COPPA ITALIA – “Oltre 15 milioni di spettatori hanno seguito la Coppa Italia, speriamo che mercoledì (quando si giocherà la finale, ndr) ci sia un seguito altrettanto importante. Ci stiamo avviando verso la normalità, ma non va dimenticata l’esperienza drammatica vissuta, sperando che ci serva per migliorare come persone e uomini di sport. Se la curva dei contagi continuerà a migliorare, cominceremo a pensare al ritorno dei tifosi negli stadi“.
TIMORI – “Quando la Francia ha sospeso i suoi campionati, ho temuto per la sospensione definitiva anche in Italia. Col ministro Spadafora abbiamo avuto un rapporto continuo e costante e gli devo dare atto che la sua prudenza ci ha permesso di ripartire al momento giusto. Malagò? Ha vissuto questi momenti in maniera distaccata, forse troppo preoccupato dal fatto che potessimo essere l’unica federazione di sport di squadra a ripartire. Avrà avuto le sue ragioni”.

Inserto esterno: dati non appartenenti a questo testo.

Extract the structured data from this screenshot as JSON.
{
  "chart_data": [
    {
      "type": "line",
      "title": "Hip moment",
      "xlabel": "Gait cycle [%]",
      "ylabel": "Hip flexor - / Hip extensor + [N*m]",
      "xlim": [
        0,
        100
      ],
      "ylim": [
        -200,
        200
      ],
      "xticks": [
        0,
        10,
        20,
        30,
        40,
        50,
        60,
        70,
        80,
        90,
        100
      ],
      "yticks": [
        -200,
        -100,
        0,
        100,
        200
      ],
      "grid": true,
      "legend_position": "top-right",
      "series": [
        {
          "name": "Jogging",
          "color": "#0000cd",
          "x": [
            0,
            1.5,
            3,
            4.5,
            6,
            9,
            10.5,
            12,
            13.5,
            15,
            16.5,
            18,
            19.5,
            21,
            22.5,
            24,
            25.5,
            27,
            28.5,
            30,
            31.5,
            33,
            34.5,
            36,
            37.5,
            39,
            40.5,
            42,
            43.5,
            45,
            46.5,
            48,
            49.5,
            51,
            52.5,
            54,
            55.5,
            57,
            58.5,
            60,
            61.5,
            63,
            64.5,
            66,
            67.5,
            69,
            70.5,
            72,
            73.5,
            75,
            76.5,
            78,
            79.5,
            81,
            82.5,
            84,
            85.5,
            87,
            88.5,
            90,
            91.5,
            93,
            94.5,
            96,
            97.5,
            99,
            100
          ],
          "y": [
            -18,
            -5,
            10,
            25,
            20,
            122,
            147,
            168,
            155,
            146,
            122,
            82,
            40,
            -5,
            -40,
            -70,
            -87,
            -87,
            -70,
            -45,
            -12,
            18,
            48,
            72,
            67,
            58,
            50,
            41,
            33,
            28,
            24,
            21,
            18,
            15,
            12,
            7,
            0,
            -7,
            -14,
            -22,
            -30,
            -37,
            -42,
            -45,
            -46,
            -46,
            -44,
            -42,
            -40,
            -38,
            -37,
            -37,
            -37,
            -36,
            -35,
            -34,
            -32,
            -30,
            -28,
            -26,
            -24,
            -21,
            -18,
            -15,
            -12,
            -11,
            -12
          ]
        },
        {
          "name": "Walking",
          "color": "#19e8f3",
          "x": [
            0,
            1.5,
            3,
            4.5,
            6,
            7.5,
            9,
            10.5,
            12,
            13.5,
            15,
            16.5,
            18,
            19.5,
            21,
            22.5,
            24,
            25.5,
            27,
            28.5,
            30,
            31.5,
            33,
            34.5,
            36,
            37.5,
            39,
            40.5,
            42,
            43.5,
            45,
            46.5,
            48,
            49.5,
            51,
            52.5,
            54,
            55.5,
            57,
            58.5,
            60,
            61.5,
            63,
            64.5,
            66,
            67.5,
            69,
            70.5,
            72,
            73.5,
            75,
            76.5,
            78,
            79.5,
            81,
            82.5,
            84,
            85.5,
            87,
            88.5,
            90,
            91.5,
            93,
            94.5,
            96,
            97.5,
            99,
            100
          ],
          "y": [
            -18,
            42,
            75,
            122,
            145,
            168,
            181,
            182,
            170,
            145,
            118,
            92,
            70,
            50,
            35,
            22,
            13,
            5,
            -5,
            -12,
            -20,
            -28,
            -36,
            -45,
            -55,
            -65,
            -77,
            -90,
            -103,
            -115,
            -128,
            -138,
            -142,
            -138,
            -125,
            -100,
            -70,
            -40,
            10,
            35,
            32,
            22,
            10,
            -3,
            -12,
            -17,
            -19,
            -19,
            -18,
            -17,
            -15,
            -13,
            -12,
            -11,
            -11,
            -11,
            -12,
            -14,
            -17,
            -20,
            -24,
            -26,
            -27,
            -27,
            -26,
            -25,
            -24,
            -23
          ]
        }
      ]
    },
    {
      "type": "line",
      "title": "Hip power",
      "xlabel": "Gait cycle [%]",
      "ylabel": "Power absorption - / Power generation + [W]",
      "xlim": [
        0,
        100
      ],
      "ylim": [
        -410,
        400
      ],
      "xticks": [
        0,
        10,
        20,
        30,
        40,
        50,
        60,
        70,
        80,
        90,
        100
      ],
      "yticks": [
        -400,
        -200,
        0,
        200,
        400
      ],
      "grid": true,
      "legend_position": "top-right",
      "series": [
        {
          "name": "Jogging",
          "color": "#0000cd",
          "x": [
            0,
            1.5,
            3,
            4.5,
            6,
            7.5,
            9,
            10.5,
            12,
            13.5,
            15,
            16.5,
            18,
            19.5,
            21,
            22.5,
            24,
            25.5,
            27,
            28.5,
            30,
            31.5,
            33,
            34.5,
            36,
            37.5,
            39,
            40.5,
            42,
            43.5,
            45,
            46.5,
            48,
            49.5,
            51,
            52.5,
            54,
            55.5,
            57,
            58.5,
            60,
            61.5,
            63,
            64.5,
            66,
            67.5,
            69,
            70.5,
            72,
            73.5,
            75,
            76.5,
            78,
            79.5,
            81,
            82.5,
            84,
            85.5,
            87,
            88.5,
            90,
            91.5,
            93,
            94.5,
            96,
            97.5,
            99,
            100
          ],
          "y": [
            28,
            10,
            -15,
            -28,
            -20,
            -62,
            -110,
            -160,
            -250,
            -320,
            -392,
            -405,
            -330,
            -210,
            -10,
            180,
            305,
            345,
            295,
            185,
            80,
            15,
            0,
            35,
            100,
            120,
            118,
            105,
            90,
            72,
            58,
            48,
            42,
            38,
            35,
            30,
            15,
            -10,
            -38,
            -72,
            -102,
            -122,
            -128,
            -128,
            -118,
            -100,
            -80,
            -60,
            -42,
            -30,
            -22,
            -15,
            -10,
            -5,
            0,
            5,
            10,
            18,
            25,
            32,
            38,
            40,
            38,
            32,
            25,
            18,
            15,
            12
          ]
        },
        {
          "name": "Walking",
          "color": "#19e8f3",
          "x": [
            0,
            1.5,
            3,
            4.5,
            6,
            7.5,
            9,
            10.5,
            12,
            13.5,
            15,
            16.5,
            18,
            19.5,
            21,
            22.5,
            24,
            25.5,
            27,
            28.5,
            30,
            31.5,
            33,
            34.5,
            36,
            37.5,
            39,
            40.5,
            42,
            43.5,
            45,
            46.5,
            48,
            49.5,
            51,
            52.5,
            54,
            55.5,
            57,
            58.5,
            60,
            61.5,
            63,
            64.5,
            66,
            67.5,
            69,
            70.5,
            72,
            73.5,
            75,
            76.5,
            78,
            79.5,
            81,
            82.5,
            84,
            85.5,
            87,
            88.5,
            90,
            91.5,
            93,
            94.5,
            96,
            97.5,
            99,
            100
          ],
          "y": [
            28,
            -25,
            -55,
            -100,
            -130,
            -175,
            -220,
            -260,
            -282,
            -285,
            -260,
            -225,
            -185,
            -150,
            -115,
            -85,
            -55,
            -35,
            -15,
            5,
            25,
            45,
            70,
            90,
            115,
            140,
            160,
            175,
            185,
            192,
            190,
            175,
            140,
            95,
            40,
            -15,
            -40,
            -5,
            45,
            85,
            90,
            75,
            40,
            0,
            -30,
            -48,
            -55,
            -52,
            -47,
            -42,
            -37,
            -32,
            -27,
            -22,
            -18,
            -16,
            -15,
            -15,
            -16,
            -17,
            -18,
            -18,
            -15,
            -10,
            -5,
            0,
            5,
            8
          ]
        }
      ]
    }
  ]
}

FEMMINILE – “Garantisco che non si ripartirà da zero, già il 25 giugno, nel prossimo Consiglio federale, si parlerà a lungo di calcio femminile e mi auguro che, quel giorno, possa esserci una grande sorpresa“.
RIFORME – “È arrivato, per il calcio, il momento del grande senso di responsabilità, bisogna prenderne spunto per creare una grande riforma. Nell’ultimo Consiglio federale ho esordito dicendo che non bisognava legarsi ad una riforma fatta solo di numeri, sia per i professionisti, sia per i dilettanti, ma bisogna orientarsi verso una riforma che ci indichi la strada di una nuova cultura sportiva, fatta di valori e prospettive. Ogni componente deve fare un passo indietro, ormai la riforma non è più procrastinabile“.
ALGORITMO – “Adesso ci sono squadre che hanno una partita in meno, non sarebbe giusto prendere l’attuale classifica e l’algoritmo, o meglio, la media ponderata, vuole mettere tutti nelle stesse condizioni”.